The changes in the bill, however, did not satisfy its most vocal critic.
Randy Thomasson, president of the Campaign for Children and Families, said the bill would make it impossible for women who are not physically strong to effectively discipline their children.
"It especially targets mothers," Thomasson said, explaining that often a mother's hand "doesn't cause the sting that they need to reform their child's behavior."
Thomas Nazario, a University of San Francisco law professor who specializes in child-abuse law, said the final revision of the bill "really strikes a balance between the prerogatives parents have in disciplining children and protecting vulnerable children."
Current law allows parents to physically punish children as long as the punishment is not "unjustifiable." The vagueness of that definition, Nazario said, makes it difficult for prosecutors to prove a case of what they believe is child abuse.
"Prosecutors have been trying to figure out where abuse begins and where appropriate corporal punishment ends," he said.
Under the bill, such acts as hitting a child with a belt, kicking a child or striking a child with a closed fist would be classified as "unjustifiable" under the law — and the burden of proving otherwise would be on the accused parent or caretaker.
"Abusers will no longer be able to hide behind the defense of ‘reasonable parental discipline,'" Lieber said.

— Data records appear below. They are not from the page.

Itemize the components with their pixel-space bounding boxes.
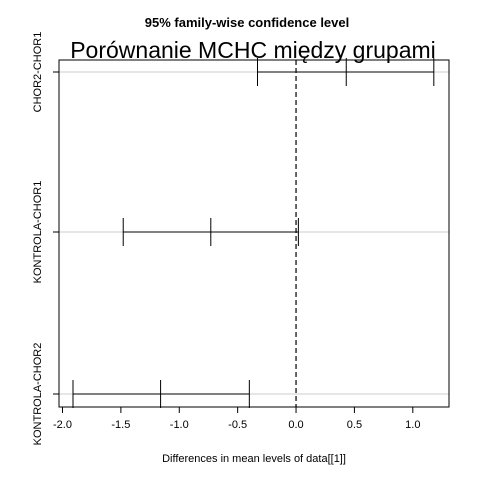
plot-frame — [58, 59, 450, 408]
grid-lines — [59, 71, 449, 395]
chart-subtitle: Porównanie MCHC między grupami — [70, 37, 436, 63]
x-axis-label: Differences in mean levels of data[[1]] — [162, 453, 346, 465]
x-axis: -2.0 -1.5 -1.0 -0.5 0.0 0.5 1.0 — [53, 407, 420, 431]
y-tick-label: KONTROLA-CHOR1 — [32, 181, 44, 284]
x-tick-label: -2.0 — [53, 419, 72, 431]
x-tick-label: -0.5 — [228, 419, 247, 431]
y-axis: CHOR2-CHOR1 KONTROLA-CHOR1 KONTROLA-CHOR2 — [32, 32, 59, 446]
x-tick-label: -1.5 — [111, 419, 130, 431]
y-tick-label: KONTROLA-CHOR2 — [32, 343, 44, 446]
confidence-intervals — [72, 58, 435, 408]
x-tick-label: 1.0 — [405, 419, 420, 431]
x-tick-label: 0.5 — [347, 419, 362, 431]
y-tick-label: CHOR2-CHOR1 — [32, 32, 44, 113]
x-tick-label: 0.0 — [288, 419, 303, 431]
x-tick-label: -1.0 — [170, 419, 189, 431]
chart-title: 95% family-wise confidence level — [145, 15, 349, 30]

Lieber was joined at a Capitol news conference by Scott Juceam, the father of a 16-month-old daughter who died of brain damage last May after being shaken violently by her caretaker.

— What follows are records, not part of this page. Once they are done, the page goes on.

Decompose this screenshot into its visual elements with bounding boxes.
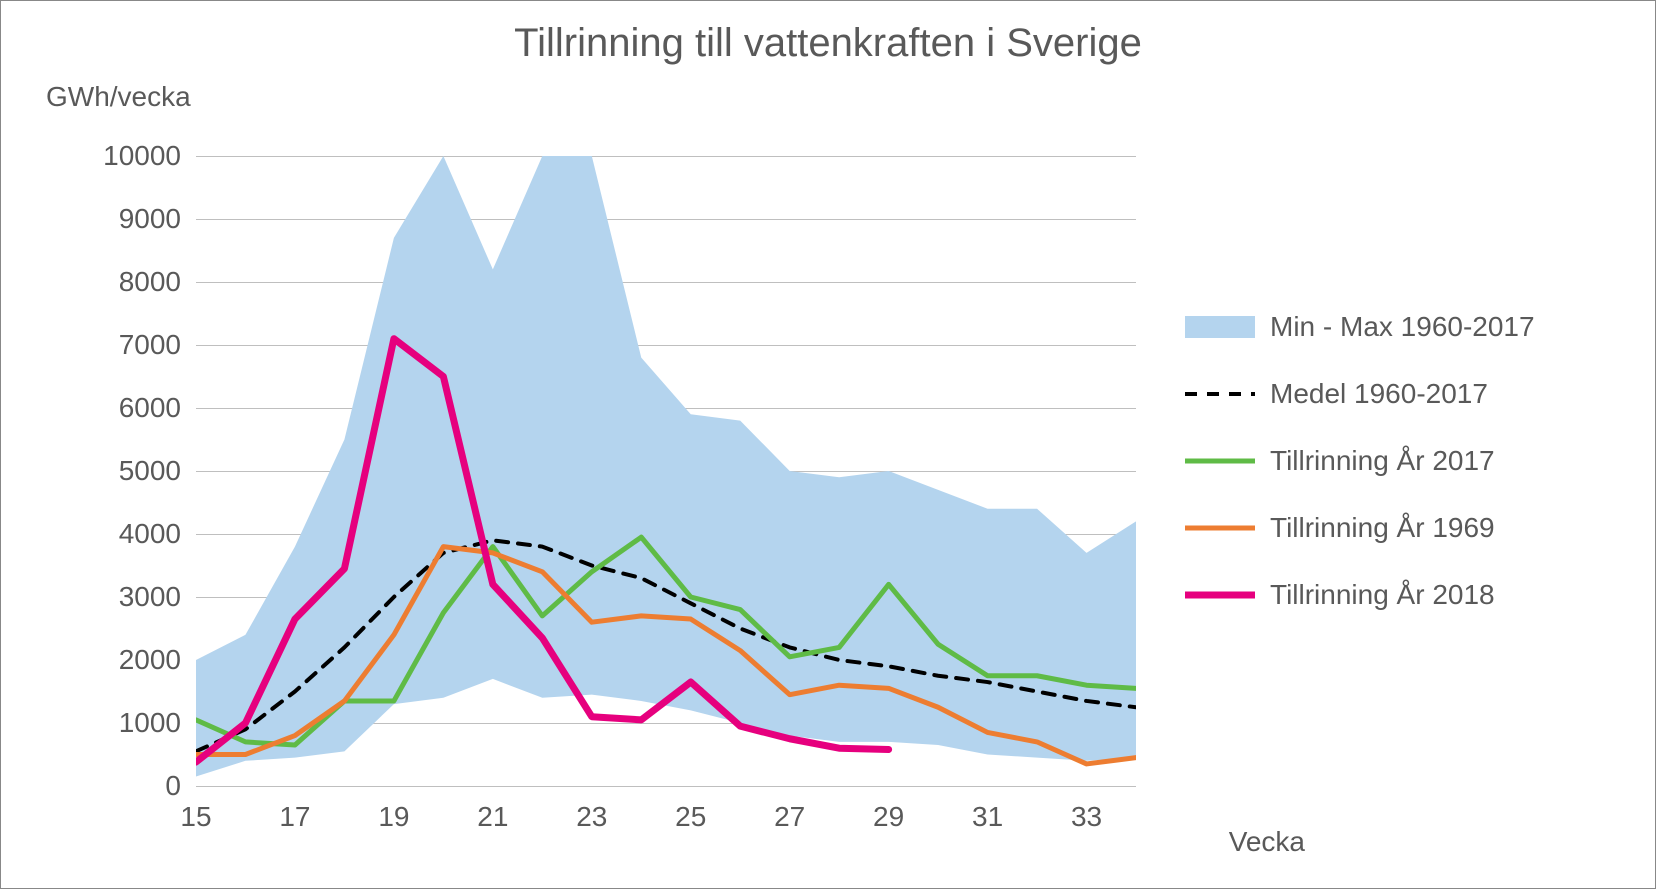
legend-label: Tillrinning År 1969 bbox=[1270, 512, 1495, 544]
y-tick-label: 10000 bbox=[103, 140, 181, 172]
x-tick-label: 31 bbox=[972, 801, 1003, 833]
x-tick-label: 21 bbox=[477, 801, 508, 833]
y-tick-label: 5000 bbox=[119, 455, 181, 487]
legend-item: Tillrinning År 2017 bbox=[1185, 445, 1615, 477]
legend-item: Medel 1960-2017 bbox=[1185, 378, 1615, 410]
legend: Min - Max 1960-2017 Medel 1960-2017 Tillri… bbox=[1185, 311, 1615, 646]
y-tick-label: 1000 bbox=[119, 707, 181, 739]
y-axis-label: GWh/vecka bbox=[46, 81, 191, 113]
y-tick-label: 7000 bbox=[119, 329, 181, 361]
x-tick-label: 23 bbox=[576, 801, 607, 833]
x-tick-label: 19 bbox=[378, 801, 409, 833]
chart-container: Tillrinning till vattenkraften i Sverige… bbox=[0, 0, 1656, 889]
legend-swatch bbox=[1185, 514, 1255, 542]
legend-item: Tillrinning År 2018 bbox=[1185, 579, 1615, 611]
y-tick-label: 3000 bbox=[119, 581, 181, 613]
chart-title: Tillrinning till vattenkraften i Sverige bbox=[1, 21, 1655, 66]
x-axis-label: Vecka bbox=[1229, 826, 1305, 858]
x-tick-label: 15 bbox=[180, 801, 211, 833]
legend-swatch bbox=[1185, 313, 1255, 341]
x-tick-label: 25 bbox=[675, 801, 706, 833]
legend-swatch bbox=[1185, 380, 1255, 408]
y-tick-label: 8000 bbox=[119, 266, 181, 298]
y-tick-label: 9000 bbox=[119, 203, 181, 235]
x-tick-label: 17 bbox=[279, 801, 310, 833]
minmax-area bbox=[196, 156, 1136, 777]
legend-label: Min - Max 1960-2017 bbox=[1270, 311, 1535, 343]
legend-label: Medel 1960-2017 bbox=[1270, 378, 1488, 410]
legend-item: Min - Max 1960-2017 bbox=[1185, 311, 1615, 343]
y-tick-label: 2000 bbox=[119, 644, 181, 676]
legend-label: Tillrinning År 2017 bbox=[1270, 445, 1495, 477]
legend-label: Tillrinning År 2018 bbox=[1270, 579, 1495, 611]
legend-swatch bbox=[1185, 581, 1255, 609]
legend-swatch bbox=[1185, 447, 1255, 475]
legend-item: Tillrinning År 1969 bbox=[1185, 512, 1615, 544]
plot-area: 0100020003000400050006000700080009000100… bbox=[196, 156, 1136, 786]
x-tick-label: 27 bbox=[774, 801, 805, 833]
series-svg bbox=[196, 156, 1136, 786]
y-tick-label: 4000 bbox=[119, 518, 181, 550]
x-tick-label: 29 bbox=[873, 801, 904, 833]
y-tick-label: 0 bbox=[165, 770, 181, 802]
grid-line bbox=[196, 786, 1136, 787]
x-tick-label: 33 bbox=[1071, 801, 1102, 833]
y-tick-label: 6000 bbox=[119, 392, 181, 424]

Juceam said his mission in life is now to protect children against abuse, and he promised to lobby energetically on behalf of Lieber's bill.
"I'm not a child-abuse expert," he said. "I'm a parent who lost a child. Can you believe we need a law to tell a parent not to use a rod or a shoe to beat a child?"
Thomasson said he believes existing child-abuse laws are sufficient to protect against acts that ought to be legitimately treated as crimes. But the proposed law, he said, goes too far.
"A switch is not abuse. A stick is not abuse," he said.
Thomasson said his organization would support a bill that dealt exclusively with baby-shaking, but called Lieber's proposal "a great deception. These issues need to be separated. As it is, this bill bans a parent from spanking effectively."
Under legislative rules, the bill must now be in print and available for public inspection for 30 days before a committee hearing can be held. If it is passed by the committee, the full Assembly will have until June 8 to act.